I smiled reflexively. “You should see the other guy,”

“I did see the other guy. Ripped him apart with your bare hands, huh?” I kept the smile. “Where’s Trepp?”

“Your wirehead friend? She’s gone. Said something to Bautista about a conflict of interest, and disappeared into the night. Bautista’s tearing his hair out, trying to think of a way to cover this mess. Want to come and talk to him?”

“All right.” I shifted unwillingly. There was something hypnotic about the green light from the decanting tanks, and beneath my numbness, ideas were beginning to circle restlessly, snapping at each other like bottlebacks in a feeding spiral. The death of Kadmin, far from relieving me, had only touched off a slow-burning fuse of destructive urges in the pit of my stomach. Someone was going to pay for all this.

Personal.

But this was worse than personal. This was about Louise, alias Anenome, cut up on a surgical platter; about Elizabeth Elliott stabbed to death and too poor to be re-sleeved; Irene Elliott, weeping for a body that a corporate rep wore on alternate months; Victor Elliott, whiplashed between loss and retrieval of someone who was and yet was not the same woman. This was about a young black man facing his family in a broken-down, middle-aged white body; it was about Virginia Vidaura walking disdainfully into storage with her head held high and a last cigarette polluting lungs she was about to lose, no doubt to some other corporate vampire. It was about Jimmy de Soto, clawing his own eye out in the mud and fire at Innenin, and the millions like him throughout the Protectorate, painfully gathered assemblages of individual human potential, pissed away into the dung-heap of history. For all these, and more, someone was going to pay.

A little dizzily, I climbed down from the forklift and helped Ortega down after me. It hurt my arms to take her weight, but nowhere near as much as the sudden, freezing knowledge that these were our last hours together. I didn’t know where the realisation came from but it came with the solid, settling sensation in the bedrock of my mind that I had long ago learnt to trust more than rational thought.
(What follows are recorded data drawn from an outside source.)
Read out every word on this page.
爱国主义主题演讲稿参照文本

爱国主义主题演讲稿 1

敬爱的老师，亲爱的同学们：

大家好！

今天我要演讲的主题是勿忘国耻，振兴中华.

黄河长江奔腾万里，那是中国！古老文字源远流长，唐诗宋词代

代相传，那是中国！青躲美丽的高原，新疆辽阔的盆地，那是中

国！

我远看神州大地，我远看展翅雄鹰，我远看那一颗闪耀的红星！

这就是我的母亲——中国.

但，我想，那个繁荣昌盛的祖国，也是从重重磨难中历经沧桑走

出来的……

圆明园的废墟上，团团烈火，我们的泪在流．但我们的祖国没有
We left the re-sleeving chamber hand in hand, neither of us really noticing the fact until we came face to face with Bautista in the corridor outside and pulled instinctively apart again.

“Been looking for you, Kovacs.” If Bautista had any feelings about the hand holding, nothing showed on his face. “Your mercenary friend skipped and left us to do the cleaning up.”

“Yeah, Kristi—” I stopped and nodded sideways at Ortega. ”I’ve been told. Did she take the frag gun?”

Bautista nodded.

“So you’ve got a perfect story. Someone called in gunfire from the Panama Rose, you came out to look and found the audience massacred, Kadmin and Carnage dead, me and Ortega halfway there. Must have been someone Carnage upset, working off a grudge.”

Out of the corner of my eye, I saw Ortega shake her head.

“Ain’t going to scan,” Bautista said. “All calls into Fell Street get recorded. Same goes for the phones in the cruisers.”

I shrugged, feeling the Envoy waking within me. “So what? You, or Ortega, you’ve got snitches out here in Richmond. People whose names you can’t disclose. Call came in on a personal phone, which just happened to get smashed when you had to shoot your way past the remains of Carnage’s security guards. No trace. And nothing on the monitors because the mysterious someone, whoever did all the shooting, wiped the whole automated security system clean. That can be arranged, I take it.”